Although GMAT scoring involves complex algorithms, you do not need to fully understand these in order to gain admission to a top MBA program. Knowing a few basic facts about GMAT scores are enough to help you understand what your score means, how admissions officers will interpret it and how likely you are to get into your target MBA program. You simply need to know the basics to put your GMAT score in context.
How GMAT Scoring Works
Your GMAT results will contain four scores: Total, Verbal, Quantitative and Analytical Writing Assessment. Total matters most of all, Quantitative receives somewhat greater consideration than Verbal, and AWA typically matters least. GMAT Total scores fall on a bell curve, with two-thirds of all testers scoring between 400 and 600. The average GMAT score in 2010 was 544. Perfect scores almost never occur. In addition to “raw” scores, you may find it useful to consider percentile scores, which indicate what percentage of test-takers score below you. For example, a score of 544 (the average) ranks in the 50th percentile.
How Admissions Committees Interpret GMAT Scores
According to the Graduate Management Admissions Council, GMAT scores matter for two reasons: They measure skills sets vital to success in MBA programs, and they correlate directly to student performance during the first year of MBA programs. Admissions officers often use GMAT scores as an easy way to narrow the applicant pool down to the students most likely to succeed in their academic program. According to a recent Kaplan survey, 58% of MBA admissions officers report that a low GMAT score is the factor most likely to disqualify an applicant. The good news is that most admissions officers only consider the highest score an applicant has earned, so if necessary, you can retake the test before applying.

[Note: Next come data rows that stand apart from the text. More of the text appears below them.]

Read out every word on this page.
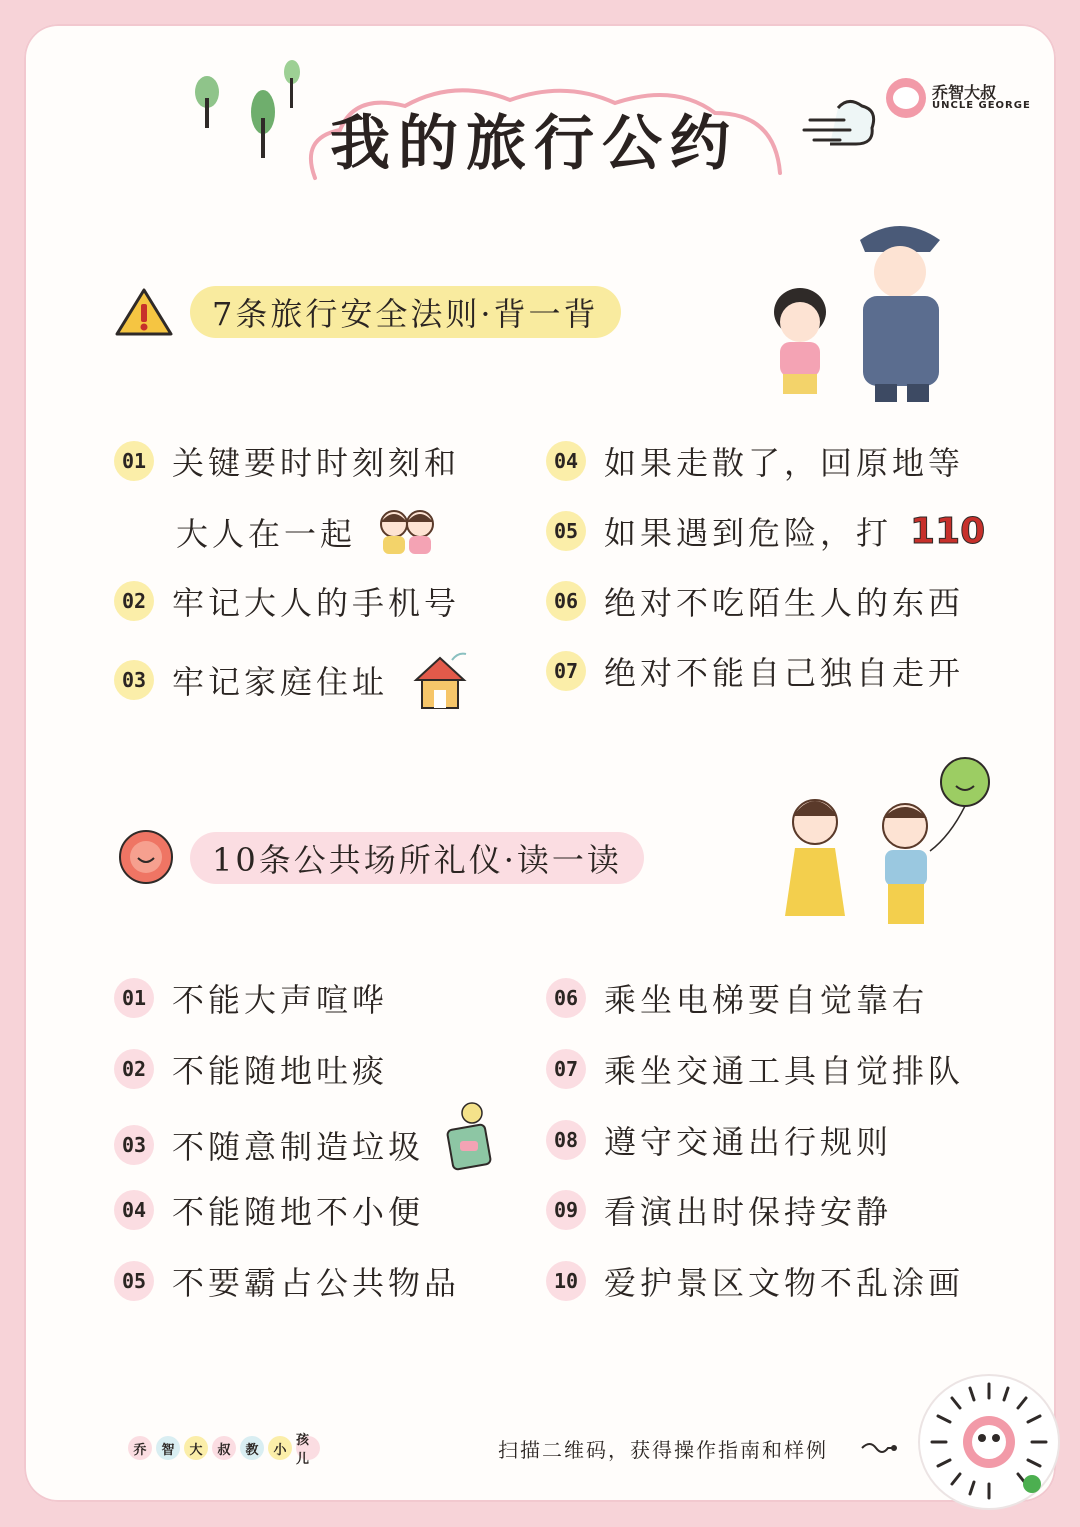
我的旅行公约
乔智大叔
UNCLE GEORGE
7条旅行安全法则·背一背
01 关键要时时刻刻和
大人在一起
02 牢记大人的手机号
03 牢记家庭住址
04 如果走散了，回原地等
05 如果遇到危险，打 110
06 绝对不吃陌生人的东西
07 绝对不能自己独自走开
10条公共场所礼仪·读一读
01 不能大声喧哗
02 不能随地吐痰
03 不随意制造垃圾
04 不能随地不小便
05 不要霸占公共物品
06 乘坐电梯要自觉靠右
07 乘坐交通工具自觉排队
08 遵守交通出行规则
09 看演出时保持安静
10 爱护景区文物不乱涂画
乔	智	大	叔	教	小
孩儿	扫描二维码，获得操作指南和样例
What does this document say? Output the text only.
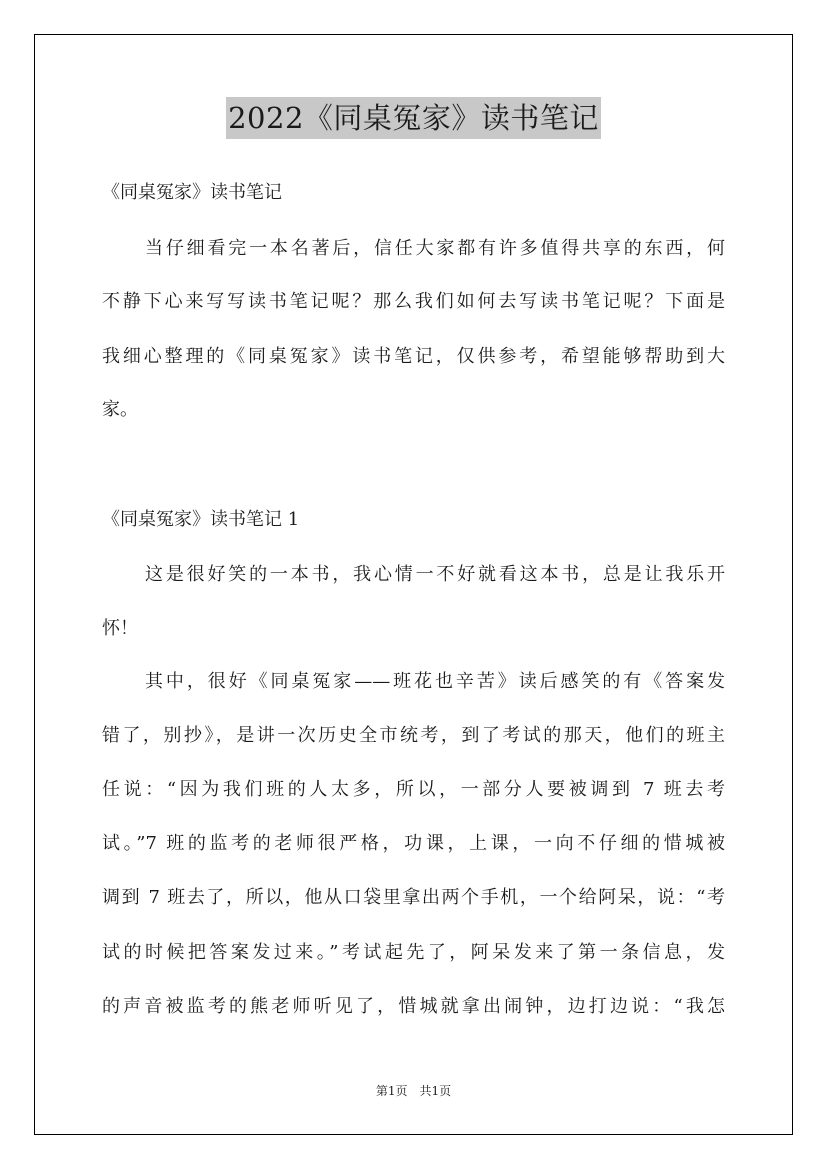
2022《同桌冤家》读书笔记
《同桌冤家》读书笔记
当仔细看完一本名著后，信任大家都有许多值得共享的东西，何
不静下心来写写读书笔记呢？那么我们如何去写读书笔记呢？下面是
我细心整理的《同桌冤家》读书笔记，仅供参考，希望能够帮助到大
家。
《同桌冤家》读书笔记 1
这是很好笑的一本书，我心情一不好就看这本书，总是让我乐开
怀！
其中，很好《同桌冤家——班花也辛苦》读后感笑的有《答案发
错了，别抄》，是讲一次历史全市统考，到了考试的那天，他们的班主
任说：“因为我们班的人太多，所以，一部分人要被调到 7 班去考
试。”7 班的监考的老师很严格，功课，上课，一向不仔细的惜城被
调到 7 班去了，所以，他从口袋里拿出两个手机，一个给阿呆，说：“考
试的时候把答案发过来。”考试起先了，阿呆发来了第一条信息，发
的声音被监考的熊老师听见了，惜城就拿出闹钟，边打边说：“我怎
第1页　共1页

How High of a Score Do I Need?
While a low GMAT score can endanger your application, you do not need to aim for a perfect score. Even top business schools accept applicants with a wide range of scores. Most schools publish the range of GMAT scores 80% of their applicants fall within each year, and you can view statistics for the top schools here. If you are in or even near this range, your application will warrant serious consideration. Once you have prepared well enough to feel confident you will score in the appropriate range, you are probably better off investing energy in other elements of your application than obsessing over a few extra percentile points.
GMAT Scores in Context
While your GMAT score is one of the most important elements of your MBA application, it is not the only element that matters. What is important is that you understand your score and how it will effect your overall odds of admission to the particular programs to which you are applying. Test takers often have unwarranted negative feeling about their scores. A score of 620 may not get you into Wharton, but it actually means you did better than 70% of test takers.